Whilst a person has the freedom to make a Will and give the property and assets of their estate to whomever they wish, this freedom is subject to the rights given to certain people under Part 3 of the Succession Act in New South Wales, which exists to ensure that adequate provision is provided to the eligible family members of the deceased person.

If someone who is an eligible family member believes that they have been left out of a Will or unfairly provided for, then a family provision claim is an avenue for that person to challenge the terms of the Will in the Supreme Court of New South Wales.

In order to make a family provision claim, you must:

  1. Be an “eligible person” under the relevant laws;
  2. Have been left out of a Will entirely or feel as if the benefit you have received is not enough for your needs;
  3. Show the Court that you have a need for further provision (i.e. a further benefit) from the estate.

We understand that there some difficult situations that come with the passing of a loved one and there are times that people may feel as if they have been unfairly provided for in the Will or completely left out of the will of a deceased person. The opposite sometimes applies where you may find yourself defending the last wishes of your loved one against such a claim by someone who was left out for a reason.

The Wills & Estates Team at Coutts works are able to help you with any questions you may have in relation to making or defending a family provision claim.

Frequently Asked Questions

A family provision claim can only be made by an “eligible person” under section 57 of the Succession Act 2006 (NSW).

The following are ”eligible persons”:

  1. A husband or wife of the deceased person;
  2. A de-factor partner of the deceased person;
  3. A former husband or wife of the deceased person;
  4. A child of the deceased person (including adopted and step-children);
  5. A person who at any time, was wholly or partially dependent on the deceased person and Who was either a grandchild or member of the household that the deceased person lived; or
  6. A person with whom the deceased person lived with in a close personal relationship.

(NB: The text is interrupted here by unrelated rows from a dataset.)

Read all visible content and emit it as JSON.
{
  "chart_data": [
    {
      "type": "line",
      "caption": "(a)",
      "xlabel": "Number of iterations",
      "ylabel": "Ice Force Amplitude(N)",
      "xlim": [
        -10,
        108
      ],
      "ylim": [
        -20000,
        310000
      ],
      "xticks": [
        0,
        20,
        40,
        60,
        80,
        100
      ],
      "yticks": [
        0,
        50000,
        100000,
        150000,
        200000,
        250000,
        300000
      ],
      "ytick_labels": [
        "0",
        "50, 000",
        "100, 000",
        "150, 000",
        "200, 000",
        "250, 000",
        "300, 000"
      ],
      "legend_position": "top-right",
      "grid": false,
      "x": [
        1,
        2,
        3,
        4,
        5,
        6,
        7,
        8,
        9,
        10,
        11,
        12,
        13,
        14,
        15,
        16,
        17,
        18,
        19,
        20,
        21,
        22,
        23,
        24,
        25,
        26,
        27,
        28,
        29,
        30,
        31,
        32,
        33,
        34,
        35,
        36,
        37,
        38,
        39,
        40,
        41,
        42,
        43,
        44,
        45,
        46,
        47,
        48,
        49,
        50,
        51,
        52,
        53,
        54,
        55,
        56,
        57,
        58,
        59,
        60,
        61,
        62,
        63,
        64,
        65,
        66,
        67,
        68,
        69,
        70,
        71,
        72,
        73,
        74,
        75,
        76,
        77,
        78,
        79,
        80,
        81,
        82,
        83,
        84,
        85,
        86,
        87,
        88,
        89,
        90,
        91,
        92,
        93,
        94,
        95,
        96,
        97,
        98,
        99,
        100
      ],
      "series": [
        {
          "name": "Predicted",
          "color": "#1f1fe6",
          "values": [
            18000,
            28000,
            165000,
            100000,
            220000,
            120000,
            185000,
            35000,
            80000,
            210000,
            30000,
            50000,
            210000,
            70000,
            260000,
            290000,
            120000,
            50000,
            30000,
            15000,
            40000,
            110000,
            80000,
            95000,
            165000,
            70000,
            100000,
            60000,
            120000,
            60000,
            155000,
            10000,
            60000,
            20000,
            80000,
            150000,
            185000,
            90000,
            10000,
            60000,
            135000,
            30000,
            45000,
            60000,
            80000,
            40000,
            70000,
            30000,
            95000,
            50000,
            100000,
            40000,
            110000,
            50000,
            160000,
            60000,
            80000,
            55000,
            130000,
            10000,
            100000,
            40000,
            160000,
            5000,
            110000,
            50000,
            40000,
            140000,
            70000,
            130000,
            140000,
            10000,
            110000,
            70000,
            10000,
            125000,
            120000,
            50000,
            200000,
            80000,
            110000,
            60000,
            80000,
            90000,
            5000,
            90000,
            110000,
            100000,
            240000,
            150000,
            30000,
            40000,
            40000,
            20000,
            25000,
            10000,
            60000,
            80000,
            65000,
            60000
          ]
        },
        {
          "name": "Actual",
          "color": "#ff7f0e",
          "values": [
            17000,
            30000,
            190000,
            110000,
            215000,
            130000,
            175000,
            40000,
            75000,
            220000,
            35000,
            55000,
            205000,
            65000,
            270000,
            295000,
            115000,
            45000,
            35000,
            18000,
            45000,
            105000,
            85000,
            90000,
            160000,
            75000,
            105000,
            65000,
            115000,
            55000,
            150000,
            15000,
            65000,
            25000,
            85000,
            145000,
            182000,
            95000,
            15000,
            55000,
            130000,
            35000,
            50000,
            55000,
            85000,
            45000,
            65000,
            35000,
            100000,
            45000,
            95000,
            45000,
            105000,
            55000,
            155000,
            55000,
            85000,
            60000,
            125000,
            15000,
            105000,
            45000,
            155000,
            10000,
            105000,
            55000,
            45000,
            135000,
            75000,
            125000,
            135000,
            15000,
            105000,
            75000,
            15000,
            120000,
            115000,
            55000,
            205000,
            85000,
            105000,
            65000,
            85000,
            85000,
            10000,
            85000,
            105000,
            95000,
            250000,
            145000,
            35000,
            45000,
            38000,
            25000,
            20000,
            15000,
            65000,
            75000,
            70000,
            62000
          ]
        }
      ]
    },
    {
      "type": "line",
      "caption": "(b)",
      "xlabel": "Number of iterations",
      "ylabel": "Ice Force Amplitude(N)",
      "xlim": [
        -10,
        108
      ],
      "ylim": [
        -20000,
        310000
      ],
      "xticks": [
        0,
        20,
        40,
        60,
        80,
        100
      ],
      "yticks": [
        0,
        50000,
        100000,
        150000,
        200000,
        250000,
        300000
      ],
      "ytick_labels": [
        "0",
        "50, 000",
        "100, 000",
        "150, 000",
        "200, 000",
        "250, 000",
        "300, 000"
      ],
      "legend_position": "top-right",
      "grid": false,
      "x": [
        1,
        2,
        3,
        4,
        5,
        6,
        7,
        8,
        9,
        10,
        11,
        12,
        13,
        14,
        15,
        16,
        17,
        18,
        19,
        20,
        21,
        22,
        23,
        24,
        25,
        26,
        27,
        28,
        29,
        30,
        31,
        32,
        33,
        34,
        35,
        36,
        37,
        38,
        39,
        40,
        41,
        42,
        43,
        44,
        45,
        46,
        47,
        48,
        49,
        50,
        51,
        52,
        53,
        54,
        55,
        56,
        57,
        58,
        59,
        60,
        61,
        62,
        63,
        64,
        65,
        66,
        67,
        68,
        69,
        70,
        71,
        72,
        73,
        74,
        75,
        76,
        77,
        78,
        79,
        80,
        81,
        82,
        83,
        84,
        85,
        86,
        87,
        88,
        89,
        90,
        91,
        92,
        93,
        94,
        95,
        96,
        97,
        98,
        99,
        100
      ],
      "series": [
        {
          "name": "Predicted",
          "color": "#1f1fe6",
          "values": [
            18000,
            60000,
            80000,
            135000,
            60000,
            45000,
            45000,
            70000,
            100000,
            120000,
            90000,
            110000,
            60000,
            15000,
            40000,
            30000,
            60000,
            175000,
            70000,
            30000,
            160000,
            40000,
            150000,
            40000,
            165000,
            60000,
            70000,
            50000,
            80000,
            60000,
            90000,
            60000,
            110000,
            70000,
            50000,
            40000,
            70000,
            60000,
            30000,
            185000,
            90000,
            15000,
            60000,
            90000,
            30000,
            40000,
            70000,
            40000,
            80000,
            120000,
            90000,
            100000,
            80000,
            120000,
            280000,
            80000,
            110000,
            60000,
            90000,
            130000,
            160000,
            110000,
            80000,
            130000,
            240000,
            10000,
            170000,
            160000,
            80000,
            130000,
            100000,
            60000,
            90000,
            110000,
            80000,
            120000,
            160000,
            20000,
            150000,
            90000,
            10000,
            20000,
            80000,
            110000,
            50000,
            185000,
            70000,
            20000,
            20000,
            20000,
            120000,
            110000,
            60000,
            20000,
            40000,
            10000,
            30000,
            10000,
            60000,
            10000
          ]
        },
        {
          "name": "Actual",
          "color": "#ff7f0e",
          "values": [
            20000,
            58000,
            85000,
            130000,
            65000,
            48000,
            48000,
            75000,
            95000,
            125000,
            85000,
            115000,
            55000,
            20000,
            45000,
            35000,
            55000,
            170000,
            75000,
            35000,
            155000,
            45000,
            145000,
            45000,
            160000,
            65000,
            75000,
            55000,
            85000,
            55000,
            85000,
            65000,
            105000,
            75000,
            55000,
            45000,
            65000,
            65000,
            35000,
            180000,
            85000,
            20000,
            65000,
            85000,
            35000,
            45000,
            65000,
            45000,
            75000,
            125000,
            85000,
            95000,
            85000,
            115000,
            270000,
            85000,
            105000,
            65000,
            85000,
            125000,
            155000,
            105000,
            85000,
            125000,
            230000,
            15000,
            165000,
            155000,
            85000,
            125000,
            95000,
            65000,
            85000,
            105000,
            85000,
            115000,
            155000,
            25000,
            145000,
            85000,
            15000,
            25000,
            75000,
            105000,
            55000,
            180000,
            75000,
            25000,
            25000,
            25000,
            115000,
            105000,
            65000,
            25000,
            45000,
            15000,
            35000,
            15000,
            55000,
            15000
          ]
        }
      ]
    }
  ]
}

If the eligible person is under the age of 18 years, then the family provision claim may be made by someone else on their behalf.

A family provision claim must be commenced with the Supreme Court of New South Wales within twelve (12) months of the date of death of the deceased person.

The Court may give an eligible person permission to apply if this time has lapsed in very special circumstances, but it is important that you seek professional legal advice and make your claim within the strict time period.

There are no hard and fast rules about how a family provision claim will be finalised, how long the claim will take or what decision the Court will make because each and every estate has its own unique facts and circumstances.

In every family provision claim, the Court will consider evidence about:

  1. The relationship of the applicant to the deceased person.
  2. The nature and extent of the estate assets.
  3. The nature and extent of any obligations owed by the deceased person to the applicant.
  4. The financial circumstances of the applicant.
  5. The financial circumstances of anyone else that the applicant is living with.
  6. Any physical, intellectual or mental disability of the applicant.
  7. The applicant’s age.
  8. Any contribution by the applicant to the deceased person’s estate.
  9. Any contribution by the applicant to the deceased person’s welfare.
  10. Whether the deceased person made any provision for the applicant during their lifetime.
  11. Any evidence of testamentary intentions of the deceased person (in their will or verbal statements they may have made).
  12. The character and conduct of the applicant and any other relevant person.
  13. Any relevant Aboriginal or Torres Strait Islander customary law.

Any other matter the Court considers to be relevant.